Key capabilities include:

  • Real‑time search: AI assistants can request fresh data at any moment, bypassing the static knowledge cutoff of the model.
  • Customizable result limits: Set how many results to return per query, balancing detail against response time.
  • Seamless MCP integration: The server speaks the Model Context Protocol natively, so no additional adapters are needed for Claude Desktop, Cursor IDE, or other MCP clients.
  • Docker‑ready crawler: The bundled crawler image simplifies deployment; it handles anti‑bot measures via FlareSolverr and persists data in a Docker volume.

Typical use cases span from software developers needing up‑to‑date API documentation, to researchers tracking the latest academic papers, or content creators verifying facts before publishing. In an AI workflow, a user can ask the assistant to “search for recent developments in quantum computing,” and the MCP server will fetch current web pages, parse them, and return concise snippets that the model can weave into a coherent answer. This tight coupling between search and generation eliminates hallucinations about recent events and enhances trustworthiness.

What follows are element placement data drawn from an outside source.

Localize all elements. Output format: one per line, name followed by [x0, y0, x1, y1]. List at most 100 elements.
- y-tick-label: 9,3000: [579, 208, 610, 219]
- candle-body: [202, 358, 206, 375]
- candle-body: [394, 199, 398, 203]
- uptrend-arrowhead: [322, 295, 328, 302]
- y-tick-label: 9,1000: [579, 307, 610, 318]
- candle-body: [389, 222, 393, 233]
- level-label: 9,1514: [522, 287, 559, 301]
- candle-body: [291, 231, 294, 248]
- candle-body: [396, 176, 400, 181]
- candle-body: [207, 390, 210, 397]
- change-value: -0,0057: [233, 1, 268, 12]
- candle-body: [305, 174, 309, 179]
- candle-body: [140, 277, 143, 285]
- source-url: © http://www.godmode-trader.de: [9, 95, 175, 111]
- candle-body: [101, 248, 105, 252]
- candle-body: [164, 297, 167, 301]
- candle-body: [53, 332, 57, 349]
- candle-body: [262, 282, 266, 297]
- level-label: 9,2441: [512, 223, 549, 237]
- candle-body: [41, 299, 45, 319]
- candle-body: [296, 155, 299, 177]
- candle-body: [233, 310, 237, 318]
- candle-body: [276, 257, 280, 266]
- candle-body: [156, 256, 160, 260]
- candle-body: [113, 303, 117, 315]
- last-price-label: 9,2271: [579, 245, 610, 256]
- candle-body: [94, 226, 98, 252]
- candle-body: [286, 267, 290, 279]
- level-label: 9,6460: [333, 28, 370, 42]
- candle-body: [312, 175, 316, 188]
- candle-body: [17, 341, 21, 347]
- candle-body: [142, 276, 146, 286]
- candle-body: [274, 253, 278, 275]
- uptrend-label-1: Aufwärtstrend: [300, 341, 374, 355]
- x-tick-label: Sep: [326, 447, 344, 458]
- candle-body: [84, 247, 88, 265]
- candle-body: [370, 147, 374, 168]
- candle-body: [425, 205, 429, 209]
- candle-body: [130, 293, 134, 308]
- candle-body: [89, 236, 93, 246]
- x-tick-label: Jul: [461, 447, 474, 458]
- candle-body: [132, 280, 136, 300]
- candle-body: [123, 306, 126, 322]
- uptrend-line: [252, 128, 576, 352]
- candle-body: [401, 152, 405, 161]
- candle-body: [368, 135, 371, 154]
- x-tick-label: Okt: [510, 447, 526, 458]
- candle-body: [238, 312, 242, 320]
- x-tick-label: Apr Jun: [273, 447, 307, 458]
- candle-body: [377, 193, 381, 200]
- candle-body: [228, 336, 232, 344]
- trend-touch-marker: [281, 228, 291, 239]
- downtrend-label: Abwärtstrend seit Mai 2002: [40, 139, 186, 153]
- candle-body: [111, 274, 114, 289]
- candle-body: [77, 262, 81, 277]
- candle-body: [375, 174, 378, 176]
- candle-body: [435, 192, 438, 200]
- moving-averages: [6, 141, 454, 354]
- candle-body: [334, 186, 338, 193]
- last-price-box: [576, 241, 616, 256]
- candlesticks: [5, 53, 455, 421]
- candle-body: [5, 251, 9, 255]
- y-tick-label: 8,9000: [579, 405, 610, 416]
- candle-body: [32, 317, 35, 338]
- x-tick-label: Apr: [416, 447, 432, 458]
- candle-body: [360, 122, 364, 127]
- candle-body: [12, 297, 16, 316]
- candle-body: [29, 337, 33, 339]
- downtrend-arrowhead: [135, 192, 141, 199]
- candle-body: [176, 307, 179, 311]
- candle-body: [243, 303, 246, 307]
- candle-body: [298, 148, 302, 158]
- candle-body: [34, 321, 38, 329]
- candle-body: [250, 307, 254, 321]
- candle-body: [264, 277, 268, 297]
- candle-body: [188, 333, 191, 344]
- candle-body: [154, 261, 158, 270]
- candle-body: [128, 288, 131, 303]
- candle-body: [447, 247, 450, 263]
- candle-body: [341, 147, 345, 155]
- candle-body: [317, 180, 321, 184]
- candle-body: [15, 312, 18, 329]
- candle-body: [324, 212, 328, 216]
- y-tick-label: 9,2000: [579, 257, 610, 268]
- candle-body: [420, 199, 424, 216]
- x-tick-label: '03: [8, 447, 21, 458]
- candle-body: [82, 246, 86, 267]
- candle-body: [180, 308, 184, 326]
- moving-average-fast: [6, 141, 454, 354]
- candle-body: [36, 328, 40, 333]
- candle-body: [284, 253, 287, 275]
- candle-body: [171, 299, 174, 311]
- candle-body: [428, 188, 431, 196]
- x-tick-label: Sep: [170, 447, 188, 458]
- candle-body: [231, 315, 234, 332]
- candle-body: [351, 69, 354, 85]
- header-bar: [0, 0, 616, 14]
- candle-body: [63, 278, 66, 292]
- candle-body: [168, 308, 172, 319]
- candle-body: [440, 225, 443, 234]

WebSearch‑MCP stands out by offering a turnkey, protocol‑native solution that requires minimal configuration beyond pointing to a crawler service. Its Docker composition makes it trivial to scale or replace the underlying search engine, while its environment‑variable configuration keeps deployment flexible across CI/CD pipelines and local development environments. For developers building AI tools that demand up‑to‑date knowledge, this MCP server provides a reliable bridge between static language models and the dynamic web.